Evolution
On Population Genetics Estimates
In his review of our book Science and Human Origins, Paul McBride wonders why I have not engaged the broader population genetics literature on human origins, but instead chose to focus on a single paper from 1995 by Francisco Ayala.
As I stated in the book, I chose that paper because in my opinion it presented the most difficult challenge to a very small bottleneck in our history as a species. If Ayala was right, and we shared 32 allelic lineages with chimps, then there was no way for a bottleneck as small as two individuals to have occurred. That kind of evidence, if substantiated, would have been conclusive.
That’s why I found it so fascinating as I watched his analysis crumble in the light of later research.
I was very aware that others besides Ayala have investigated human origins, using other methods and data. I chose not to address those studies directly in the book because I wanted to focus on the intriguing problem of HLA-DRB1’s patchwork phylogenetic history. I did allude to them in discussing problems with retrospective analyses, however. The fact that I had not addressed those alternate estimates is one reason why I never claimed to have proved the existence of a two-person bottleneck, but rather questioned the rush to judgment against such a bottleneck on the part of others.
So now, let’s consider how much these other methods add to the discussion.

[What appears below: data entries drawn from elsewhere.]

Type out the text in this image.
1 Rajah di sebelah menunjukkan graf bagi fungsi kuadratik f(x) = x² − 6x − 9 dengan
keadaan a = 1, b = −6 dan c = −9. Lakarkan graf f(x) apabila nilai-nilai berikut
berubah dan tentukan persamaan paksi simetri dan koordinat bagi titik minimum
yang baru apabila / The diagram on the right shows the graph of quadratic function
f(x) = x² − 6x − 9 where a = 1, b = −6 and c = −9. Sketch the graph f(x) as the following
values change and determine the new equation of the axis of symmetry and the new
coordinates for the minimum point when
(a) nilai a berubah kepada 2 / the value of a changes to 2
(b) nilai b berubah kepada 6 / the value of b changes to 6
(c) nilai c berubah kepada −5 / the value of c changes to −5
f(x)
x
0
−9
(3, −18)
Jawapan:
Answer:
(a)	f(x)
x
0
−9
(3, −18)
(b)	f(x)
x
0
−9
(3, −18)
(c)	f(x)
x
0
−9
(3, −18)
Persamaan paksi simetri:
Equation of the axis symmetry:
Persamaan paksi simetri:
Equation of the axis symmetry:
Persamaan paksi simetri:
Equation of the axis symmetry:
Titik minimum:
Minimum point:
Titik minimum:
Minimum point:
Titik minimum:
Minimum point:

With the advent of modern sequencing capabilities, much more data on human variability is now available than Ayala had access to. The HapMap and the 1000 Genomes projects, in combination with new analytic techniques, have both been used to try to establish dates of divergence and sizes of ancient human populations. It is now common to use non-coding sequences scattered across our genome for this kind of analysis, in an attempt to “average out” unusual gene-specific behavior and effects due to selection.
For example, a study published in 2011 used multiple genome sequences sampled from different chromosomes to investigate different models of human origins. The authors estimated the ages of different autosomal chromosomes as compared to the X, Y, and mitochondrial age estimates, and then used those estimates to examine different models for human history using Bayesian analysis.
Their conclusion was that we could have had a single out-of-Africa origin, provided that the effective population size at the time of our origin was about 14,000, with a range of 12,000 to 17,000, for that particular population model. Other models gave other estimates, as can be seen below.
Estimates in that paper for the time to our most recent common ancestor (MRCA) with chimps also varied considerably, depending on which chromosomes were studied, which models of migration were used, and how many bottlenecks were proposed. They estimated the time of divergence of true humans from the primate lineage to be some time in the last 380,000 to 2,400,000 years. That’s a very big range. I like this study, though, because they are explicit about the imprecision of their estimates, and the effects of different historical scenarios on results.
Published estimates for ancestral population sizes vary from 100,000 to 1,000 — you can find some of them as references in the paper by Li and Durbin (2012) that McBride cited. Why such a large range of ancestral population sizes? First, the epoch chosen for study matters. The further back in time one goes, the more confounding factors can intervene. Population bottlenecks, changing selection, inbreeding, migratory behavior, strong selection for one gene accompanied by hitchhiking of neighboring genes — all these affect genome dynamics. Convergent evolution, parallel mutations, back-mutations, or gene conversion can obscure lineages and complicate tree-drawing. The method also matters. Linkage disequilibrium studies can’t go too far into the past because the recombination signal is either too small (too recent) or lost by repeated shuffling (too old), whereas allelic polymorphism studies, like Ayala’s, can go deep in evolutionary time.
But more worrying to me are the hidden assumptions in evolutionary models. Population genetics is a theory-laden subject, based entirely on neo-Darwinian assumptions. These assumptions, combined with over-simplifications required by current model building and/or mathematical analysis, can lead to erroneous claims about past genetic history.
Because of these difficulties, in my opinion it is an open question whether present genetic diversity provides sufficient information from which to draw conclusions about ancient populations. Determining events in deep human history may be beyond the reach of population genetics methods.